France ‘red carpet’ for UK firms

Reacting to David Cameron’s speech on Europe, Laurent Fabius said: “If the UK decides to leave the EU, we will roll out the red carpet to businessmen.”

But business groups in the UK expressed support for Mr Cameron’s speech, reports The BBC.

The prime minister has pledged to hold fresh negotiations and an “in/out” referendum on UK membership of the EU.

“You can’t do Europe a la carte,” Mr Fabius said, responding to the pledges.

“I’ll take an example which our British friends will understand. Let’s imagine Europe is a football club and you join, but once you’re in it you can’t say let’s play rugby.”

But the UK’s biggest business organisation, the CBI, was more supportive.

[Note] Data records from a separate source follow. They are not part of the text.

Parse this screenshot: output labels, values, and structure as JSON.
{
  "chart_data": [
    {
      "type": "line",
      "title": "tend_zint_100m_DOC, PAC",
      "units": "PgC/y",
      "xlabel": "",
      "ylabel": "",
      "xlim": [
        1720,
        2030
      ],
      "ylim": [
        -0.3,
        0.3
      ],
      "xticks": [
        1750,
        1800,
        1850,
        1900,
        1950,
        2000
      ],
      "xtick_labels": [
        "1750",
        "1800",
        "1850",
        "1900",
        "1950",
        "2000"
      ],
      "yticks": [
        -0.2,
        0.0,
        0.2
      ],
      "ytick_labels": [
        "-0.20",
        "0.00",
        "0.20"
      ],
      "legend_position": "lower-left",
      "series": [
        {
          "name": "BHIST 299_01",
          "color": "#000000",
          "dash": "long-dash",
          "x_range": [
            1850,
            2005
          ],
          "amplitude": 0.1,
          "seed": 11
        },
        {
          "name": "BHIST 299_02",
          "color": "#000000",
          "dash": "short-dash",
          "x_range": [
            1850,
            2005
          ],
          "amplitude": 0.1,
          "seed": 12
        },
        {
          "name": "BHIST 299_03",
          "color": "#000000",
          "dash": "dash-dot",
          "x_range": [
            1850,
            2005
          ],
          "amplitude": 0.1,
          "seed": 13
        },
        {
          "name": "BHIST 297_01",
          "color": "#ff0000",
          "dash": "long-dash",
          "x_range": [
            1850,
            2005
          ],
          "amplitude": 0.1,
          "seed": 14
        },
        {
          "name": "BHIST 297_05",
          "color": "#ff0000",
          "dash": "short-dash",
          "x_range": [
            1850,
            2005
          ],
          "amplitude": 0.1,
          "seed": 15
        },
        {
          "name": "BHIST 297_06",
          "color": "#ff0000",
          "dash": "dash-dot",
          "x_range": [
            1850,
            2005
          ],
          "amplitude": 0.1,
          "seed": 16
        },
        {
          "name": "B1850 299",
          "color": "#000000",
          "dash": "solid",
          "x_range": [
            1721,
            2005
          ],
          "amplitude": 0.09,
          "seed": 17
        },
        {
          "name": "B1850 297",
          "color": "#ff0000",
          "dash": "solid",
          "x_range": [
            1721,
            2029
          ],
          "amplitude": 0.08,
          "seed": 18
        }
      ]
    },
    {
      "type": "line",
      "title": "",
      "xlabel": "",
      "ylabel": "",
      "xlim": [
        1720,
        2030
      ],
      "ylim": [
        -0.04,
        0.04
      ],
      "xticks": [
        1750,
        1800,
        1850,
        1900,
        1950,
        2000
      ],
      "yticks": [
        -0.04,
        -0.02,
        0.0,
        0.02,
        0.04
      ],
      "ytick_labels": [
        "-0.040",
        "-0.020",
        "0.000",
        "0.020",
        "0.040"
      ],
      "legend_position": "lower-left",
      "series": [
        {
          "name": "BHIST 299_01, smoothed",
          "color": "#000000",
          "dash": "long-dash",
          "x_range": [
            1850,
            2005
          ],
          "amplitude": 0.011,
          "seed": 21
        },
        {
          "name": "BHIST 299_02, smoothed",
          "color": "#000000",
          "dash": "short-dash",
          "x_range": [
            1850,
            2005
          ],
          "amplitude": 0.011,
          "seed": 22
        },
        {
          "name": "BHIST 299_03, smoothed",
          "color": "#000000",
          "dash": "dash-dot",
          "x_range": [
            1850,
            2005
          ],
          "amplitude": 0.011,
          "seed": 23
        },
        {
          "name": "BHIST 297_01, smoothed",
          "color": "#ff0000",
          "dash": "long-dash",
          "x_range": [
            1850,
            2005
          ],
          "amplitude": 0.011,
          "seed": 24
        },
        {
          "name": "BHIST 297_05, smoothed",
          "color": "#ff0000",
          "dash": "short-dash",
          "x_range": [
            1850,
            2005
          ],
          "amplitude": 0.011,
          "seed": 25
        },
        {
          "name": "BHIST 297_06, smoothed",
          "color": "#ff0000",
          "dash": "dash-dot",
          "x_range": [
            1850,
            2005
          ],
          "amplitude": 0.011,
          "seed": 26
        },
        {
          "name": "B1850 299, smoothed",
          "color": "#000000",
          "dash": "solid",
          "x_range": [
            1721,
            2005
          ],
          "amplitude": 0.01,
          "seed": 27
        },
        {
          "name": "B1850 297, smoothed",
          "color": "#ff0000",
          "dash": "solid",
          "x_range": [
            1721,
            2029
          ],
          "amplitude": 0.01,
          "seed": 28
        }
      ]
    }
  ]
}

“The Prime Minister rightly recognised the benefits of retaining membership of what must be a reformed European Union,” said the director general, John Cridland.

“The single market is fundamental to the UK’s success, but closer union of the eurozone is not for us.”

Well-known venture capitalist, Jon Moulton, founder of Better Capital, also welcomed David Cameron’s speech.

“It was definitely in the direction we’d favour,” he told the BBC.

“It’s about getting the EU to be less bureaucratic, and to stop them shoving some legislation down out throats.”

But Mr Moulton said he was concerned about the uncertain environment for business over the next five years.

“The timescale will be protracted, and the only certainty is that we’ll now have five years of uncertainty. It’s pretty adverse for people investing in the UK that there’s not going to be a decision for five years.”

The speech was also the talk of Davos in Switzerland, where business and political leaders from around the world are gathering for the World Economic Forum.

David Sproul, the UK boss of accountancy firm Deloitte was also critical, citing the years of uncertainty that now lie ahead for foreign investors in the UK.

“The Europe debate does not help to create certainty,” he said.

“When I talk to US clients who have not been immersed in the European debate as we have, they say that what they need is clarity. There is no question it will impact business – it will hit investment into the UK,” he told BBC News at the gathering held annually at the Swiss ski resort.